Yalçın, uzun süredir medya dünyasında dölleme yapmakta ve kendine bağlı uçlarla hemen her medya kurumuna nüfuz etmekteydi.

Yalçın’ın nüfuz alanı sadece medya değil. Soner Yalçın Hücre Yapılanmasında birbiriyle senkronize çalışan bir yapı mevcut. Bunlar özetle;

MİT ayağı; Emniyet Ayağı; Medya Ayağı ve Siyaset Ayağı olarak özetlenebilir. Ergenekon Örgütü bu dörtlü yapı üzerinden yeniden toparlanmakta ve deşifre olan “Lobi” ve “Yeni Milis” gibi temel belgelerini yenilemekteydi.

Soner Yalçın’da bulunan “Medya 2010” belgesi bu çerçevede son derece kıymetli bir materyal. Burada örgütün özellikle medya üzerinden Psikolojik Savaşı nasıl başlatacağı ve yönlendireceği anlatılıyor.

YENİ STRATEJİ "ZİNCİRLEME KİTAP PROJELERİ"


Ergenekon’un açığa çıkması nedeniyle pek çok medya organına nüfuz etmek zorlaştı. Yalçın ekibi bunu bildikleri için oldukça farklı ve stratejik biçimler üzerine çalışmışlar. Bunlardan en önemlisi; Zincirleme Kitap Projeleri… Bu kitaplarla günler boyu manşetleri hakimiyetleri altına alabilecekleri ve aylar boyu sürecek tartışmalara yön verebilecekleri, yıpratmayı düşündükleri kesimlere ağır darbe indirebilecekleri planlanmış.

Bunun ilk örneği “Haliç’te Yaşayan Simonlar” kitabında görüldü. Günler boyu manşetler bu kitabı yazdı. Aylarca tartışıldı ve hedefteki Ergenekon davasını sürdüren savcılar hakimler ve polisler cemaat yaftalaması ile devre dışı bırakılmak istendi.

Hücrenin Psikolojik Harp yöntemini sürdürebilmesi için lojistik destek ise MİT ve Emniyet ayaklarından temin edilmekteydi.

Hanefi Avcı, Emin Aslan, Sabri Uzun, Ahmet İlhan Güler liderliğinde Emniyet içerisinde bulunan yapı istihbari malzeme temininde ve üretiminde aktif rol almaktalar.
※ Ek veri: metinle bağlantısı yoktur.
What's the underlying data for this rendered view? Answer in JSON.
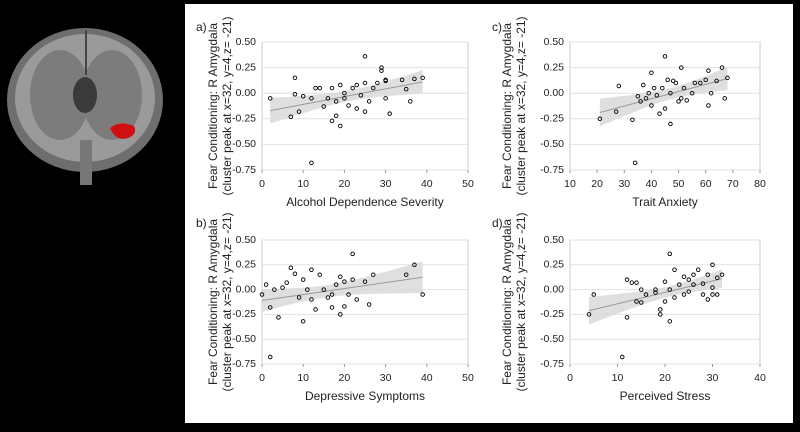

Bu isimler hem kitapların yazımı için istenen istihbarat bilgileri ve dokümanları temin etmekteler hem de ilerisi için planlanan adımlar için belge üretimi faaliyeti sürdürmekteler. Ayrıca geçmişte AKP ve Cemaat içerisine rahatça hareket edebilmiş olmalarından dolayı sahip oldukları bilgileri kıymetlendirip, müdahalelerle Hücre’nin kullanabileceği şekle getirmekteler. Haliç’te Yaşayan Simonlar kitabının ikinci bölümü Hanefi Avcı’nın verdiği bilgiler ağırlıklı olmakla birlikte ekibin tamamının katkısıyla oluşturuldu ve Soner Yalçın’ın görevlendirdiği Nedim Şener tarafından kaleme alındı.


Hücrenin MİT ayağındaki isimlerden henüz sadece Kaşif Kozinoğlu deşifre edilebildi. Bilindiği gibi MİT bugüne kadar Ergenekon konusunda izleyici konumundaydı. Fakat MİT içerisinde, Asker Müsteşarlar döneminde oluşturulan oldukça derin bir yapı mevcut. Bu yapının tek müttefiki Soner Yalçın ve ekibi kaldı. Geçmişte pek çok gazeteciyle temas etmiş olsalar da Emniyet İstihbaratının gücünü artırması ve medyanın çeşitlenmesi nedeniyle deşifre korkusu nedeniyle profesyonel istihbaratçılarla çalışma gereği duyuldu ve bunu yapabilecek şuanda için tek profesyonel istihbaratçı gazeteci grubu Oda TV’de mevcut. MİT’in içindeki bir ekip bu çerçevede Soner Yalçın Hücresi’ne erişilmesi imkansız belgeler sundular. Soner Yalçın’ın hedef aldığı kişilerle ilgili, özel hayata ilişkin verilerin neredeyse tamamı bu yapıdan gitti.

MİT ayağının yanında özellikle Jandarma İstihbarat’ın içinde olduğu TSK desteğini de paralel olarak değerlendirmek gerekiyor. Ahmet Şık'tan Jandarmanın yaptığı dinlemelerin dijital kayıtları çıktı. Bu kayıtlar, herhangi bir iddianameden ya da soruşturmadan olmaması açısından kritik.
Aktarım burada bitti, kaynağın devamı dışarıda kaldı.